Ziebarth in essence claims that facts on the ground in the last five laws passed rather than flaws in the laws themselves have dampened the impact of otherwise good laws. I have no reason to doubt that differences in circumstances from state to state will influence speed out of the gate. I however do not share Ziebarth’s preference for ranking charter laws by their adherence to a model bill when it is possible to judge them by their results, like the Brookings Institute did in this map:
This map measures the percentage of students by state who have access to a charter school in their zip code. It’s not a perfect measure- after all some zip codes have multiple charter schools. Perhaps the measure could be improved upon. When however you see states with near zero percentages on this map near the top of a ranking list, something seems out of sorts with the rankings. Yes circumstances can influence how well you come out of the gate, five new laws in a row failing to produce many schools isn’t a fluke, it looks more like a pattern.
Ziebarth notes that if we don’t include the recent charter bills that have yet to produce many charters, then you get a list like (each state listed along with the % of charter students). This revised list however remains problematic.
|4||District of Columbia||46%|
Ok, so the top rated law (Indiana) only produced charter schools within the zip codes of 19.5% of Indiana students, and enrolls 4% of the student population. The law has been in operation for a long time, but you as yet cannot even get a NAEP score for their schools because of the wee-tiny size of the population. If one is a utilitarian sort, any set of criteria that ranks Indiana as having the top charter school law seems in need of revision.
Minnesota has the oldest of all charter school laws, but only six percent of the kids, and 37.7% of kids having access to a charter in their zip code for a law that passed in 1991. There is a word for that: contained. Minnesota gets a ton of credit for inventing charter schools, but their law doesn’t seem to be doing a whole lot to provide families with opportunities, or producing competitive pressure to shake things up.

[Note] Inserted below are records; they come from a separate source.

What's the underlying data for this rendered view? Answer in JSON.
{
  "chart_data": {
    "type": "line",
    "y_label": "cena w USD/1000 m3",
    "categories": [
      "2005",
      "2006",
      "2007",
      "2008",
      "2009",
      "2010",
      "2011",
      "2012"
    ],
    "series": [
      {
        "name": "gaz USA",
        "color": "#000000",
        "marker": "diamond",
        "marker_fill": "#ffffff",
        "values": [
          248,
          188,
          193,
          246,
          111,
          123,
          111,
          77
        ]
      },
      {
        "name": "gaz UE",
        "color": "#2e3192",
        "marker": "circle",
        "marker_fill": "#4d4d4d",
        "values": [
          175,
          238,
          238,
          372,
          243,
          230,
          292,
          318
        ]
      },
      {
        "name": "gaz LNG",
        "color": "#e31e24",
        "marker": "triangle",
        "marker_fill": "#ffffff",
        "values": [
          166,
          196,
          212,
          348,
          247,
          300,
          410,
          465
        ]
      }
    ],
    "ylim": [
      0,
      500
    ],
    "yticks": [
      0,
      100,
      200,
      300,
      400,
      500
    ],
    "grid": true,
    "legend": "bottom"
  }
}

DC meanwhile has 46% of total kids and 87% of kids have access to a charter school in their zip code. It’s also easy to find evidence of academic success for DC charters. Judging by results, this certainly looks like a much better charter law than Indiana or Minnesota. Ironically, the main reason NAPCS dings the DC charter law in their scoring metric is for a lack of equitable funding. DC charters however seem to be funded at a high enough level to capture 46% of the market, to provide access to 87% of kids, and to produce better results than DCPS. They also receive more generous funding per pupil than most (all?) states. There is no contest between DC and either Indiana or Minnesota in terms of outcomes in my book.
Ok I could go on but I think the horse is dead. We’ve reached the point where it is possible to judge charter sectors by outcomes, rather than by a model bill beauty pageant criteria.

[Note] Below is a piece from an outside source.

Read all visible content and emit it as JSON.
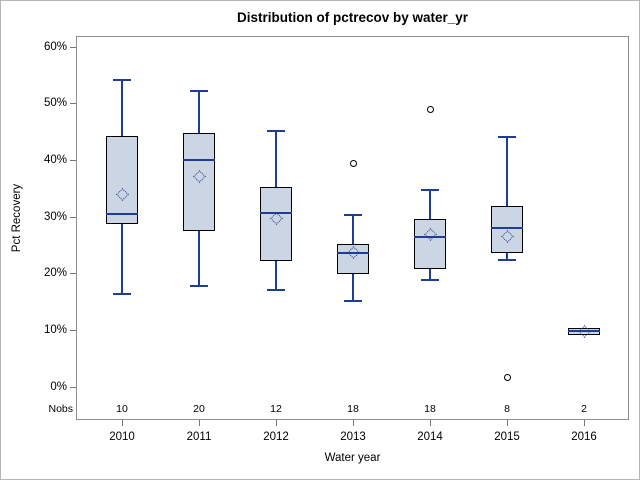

In the end charter school laws either produce seats or they don’t. Laws that fail to produce seats are failures. Laws that produce only a few seats are disappointments. Philanthropists should carefully reexamine their grant metrics to guard against the possibility that they have created a powerful incentive for groups to seek the passage of charter laws regardless of whether they ever produce many charter seats. I haven’t seen grant agreements, but I have watched as the last five laws failed to produce many schools. We are supposed to be creating meaningful opportunity for kids rather than merely colored maps.